Normal Finkelstein says that Prime Minister Benjamin Netanyahu reflects this cynical insularity of the Israeli public. He is popular and is now the country’s longest-serving prime minister. He feels secure from any criticism at home and in the US, too (his origins are American. He’s from Philadelphia). Finkelstein adds correctly that no opposition figure that can challenge Netanyahu has come up, further proof of his popularity.


Benign picture 

I remember the Israeli couple I met in Colombo in 2019. They were artists taking part in an arts collective event. I took them out for a coffee and we talked a lot about Jewish history and what it’s like to live in Israel today. They gave me a benign picture.


“Our neighbours are Palestinians,” the wife told me. “They are everywhere. “We are not monsters,” the husband joked, holding up two fingers behind his head to resemble the horns of a devil. 
I asked them about the Israeli left. “It’s not strong,” the husband conceded. “They are not taken seriously.”


I’m afraid he was lying, and I wonder where they belong today, with that 3 per cent or 97 per cent. The Palestinians may be everywhere, but Israel wants to drive them out because they slightly outnumber the total population of Greater Israel which includes Gaza. As for the Israeli left, it is reviled. Intrepid journalist and filmmaker Abby Martin who spent six weeks in Israel filming and talking to people, has some shocking things to say and show.


Common cold 

She saw rallies in Tel Aviv where people chanted ‘death to Arabs and our leftists.’ She quotes an Israeli saying: “The Arabs are HIV, leftists are the common cold. To stop HIV, we must first get rid of the common cold.”
In the Jewish quarter of Jerusalem, a bearded young man tells her that Islam is a disease, not just for Israel but for the whole world. A young woman (with her friend translating) says all Palestinians should be killed, and she’s laughing about it. Abby Martin bluntly calls Israel an apartheid state.

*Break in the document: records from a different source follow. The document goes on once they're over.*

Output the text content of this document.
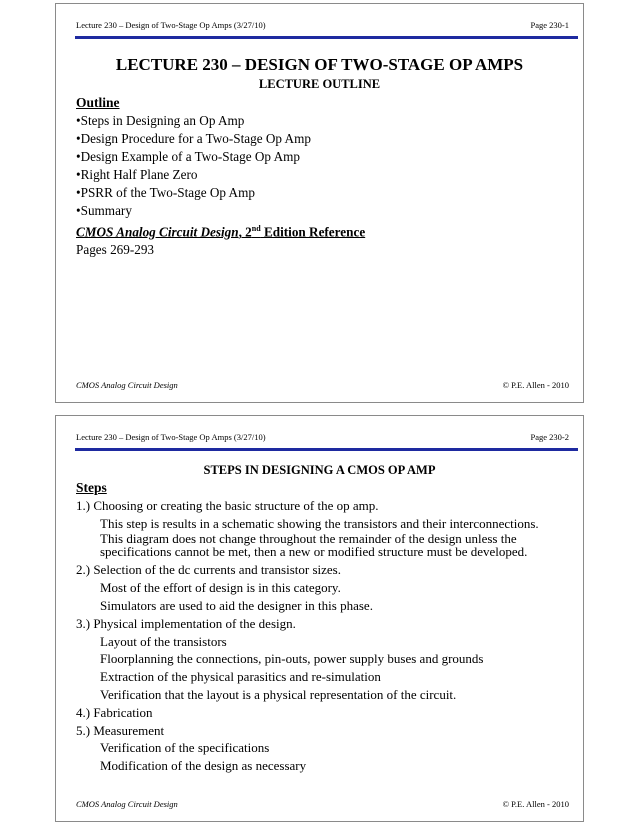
Lecture 230 – Design of Two-Stage Op Amps (3/27/10)	Page 230-1
LECTURE 230 – DESIGN OF TWO-STAGE OP AMPS
LECTURE OUTLINE
Outline
• Steps in Designing an Op Amp
• Design Procedure for a Two-Stage Op Amp
• Design Example of a Two-Stage Op Amp
• Right Half Plane Zero
• PSRR of the Two-Stage Op Amp
• Summary
CMOS Analog Circuit Design, 2nd Edition Reference
Pages 269-293
CMOS Analog Circuit Design	© P.E. Allen - 2010
Lecture 230 – Design of Two-Stage Op Amps (3/27/10)	Page 230-2
STEPS IN DESIGNING A CMOS OP AMP
Steps
1.) Choosing or creating the basic structure of the op amp.
This step is results in a schematic showing the transistors and their interconnections.
This diagram does not change throughout the remainder of the design unless the specifications cannot be met, then a new or modified structure must be developed.
2.) Selection of the dc currents and transistor sizes.
Most of the effort of design is in this category.
Simulators are used to aid the designer in this phase.
3.) Physical implementation of the design.
Layout of the transistors
Floorplanning the connections, pin-outs, power supply buses and grounds
Extraction of the physical parasitics and re-simulation
Verification that the layout is a physical representation of the circuit.
4.) Fabrication
5.) Measurement
Verification of the specifications
Modification of the design as necessary
CMOS Analog Circuit Design	© P.E. Allen - 2010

A former IDF soldier, interviewed on another channel, admits that some of the IDF actions he witnessed in Gaza could amount to war crimes. As Prof. John Mearsheimer of the University of Chicago, in my view, the most respected and blunt authority on Israel and its war (alongside Abby Martin) says that Oct. 7, 2023 was a point of no return and there can be no longer any discussion of a two-state solution. 


As it looks now, Netanyahu and his hawks will relentlessly pursue their goal of a Palestinian-free Greater Israel, with continued American support. But a very serious backlash against this ruthless policy is now emerging among the young in Western Europe and the US, and many young Jews are part of that wave of conscience.